The UK’s experience with tuition caps also offers lessons, albeit mixed. The government there capped tuition for all domestic undergraduate students while reducing funding for higher education, leading to unintended consequences such as course and program cuts, reduced faculty compensation, and a reliance on higher fees from international students. This situation underscores that tuition caps without complementary public support can compromise the quality of education while attempting to make it more affordable.
For the U.S. to adopt a similar approach to tuition caps, comprehensive policy planning under the Higher Education Act would be necessary. Key considerations would include determining whom the caps would benefit, who would set them, how often they should be reset, and whether they should vary by major or class load. Additionally, the implications of such caps on financial aid, student borrowing, and the financial health of educational institutions would need careful examination.
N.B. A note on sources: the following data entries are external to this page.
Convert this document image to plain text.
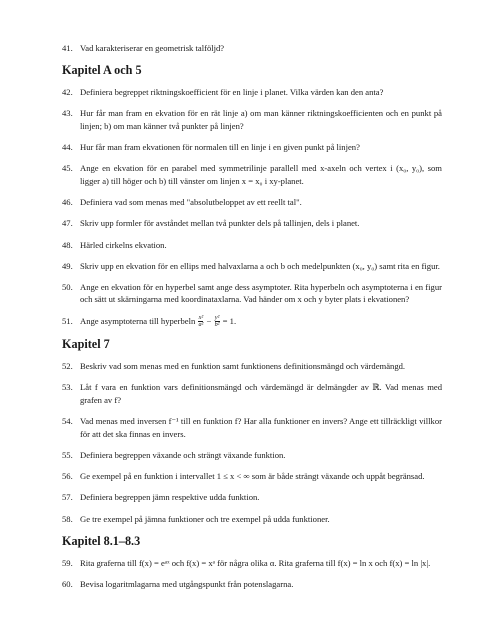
41. Vad karakteriserar en geometrisk talföljd?
Kapitel A och 5
42. Definiera begreppet riktningskoefficient för en linje i planet. Vilka värden kan den anta?
43. Hur får man fram en ekvation för en rät linje a) om man känner riktningskoefficienten och en punkt på linjen; b) om man känner två punkter på linjen?
44. Hur får man fram ekvationen för normalen till en linje i en given punkt på linjen?
45. Ange en ekvation för en parabel med symmetrilinje parallell med x-axeln och vertex i (x₀, y₀), som ligger a) till höger och b) till vänster om linjen x = x₀ i xy-planet.
46. Definiera vad som menas med "absolutbeloppet av ett reellt tal".
47. Skriv upp formler för avståndet mellan två punkter dels på tallinjen, dels i planet.
48. Härled cirkelns ekvation.
49. Skriv upp en ekvation för en ellips med halvaxlarna a och b och medelpunkten (x₀, y₀) samt rita en figur.
50. Ange en ekvation för en hyperbel samt ange dess asymptoter. Rita hyperbeln och asymptoterna i en figur och sätt ut skärningarna med koordinataxlarna. Vad händer om x och y byter plats i ekvationen?
51. Ange asymptoterna till hyperbeln $\frac{\text{x²}}{\text{a²}} - \frac{\text{y²}}{\text{b²}} = 1$.
Kapitel 7
52. Beskriv vad som menas med en funktion samt funktionens definitionsmängd och värdemängd.
53. Låt f vara en funktion vars definitionsmängd och värdemängd är delmängder av ℝ. Vad menas med grafen av f?
54. Vad menas med inversen f⁻¹ till en funktion f? Har alla funktioner en invers? Ange ett tillräckligt villkor för att det ska finnas en invers.
55. Definiera begreppen växande och strängt växande funktion.
56. Ge exempel på en funktion i intervallet 1 ≤ x < ∞ som är både strängt växande och uppåt begränsad.
57. Definiera begreppen jämn respektive udda funktion.
58. Ge tre exempel på jämna funktioner och tre exempel på udda funktioner.
Kapitel 8.1–8.3
59. Rita graferna till f(x) = eᵃˣ och f(x) = xᵃ för några olika α. Rita graferna till f(x) = ln x och f(x) = ln |x|.
60. Bevisa logaritmlagarna med utgångspunkt från potenslagarna.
Experts on college affordability and tuition policies should convene to deliberate on the effectiveness of tuition caps within the broader context of enhancing accessibility to STEM disciplines. Given that most funding for public universities comes from state budgets, federal efforts might be insufficient on their own. The decentralized nature of U.S. higher education often obscures vital data from researchers and policymakers, which is crucial for formulating effective policies. Therefore, higher education leaders, especially in STEM fields, should actively participate in ongoing dialogues aimed at real changes in college affordability to remove barriers to STEM education and careers.
Dominique J. Baker’s research calls for a more concerted effort from policymakers, educators, and community leaders to address the complex challenges of financing higher education in the STEM disciplines. The goal is clear: to create a more equitable and accessible pathway for all aspiring scientists and engineers.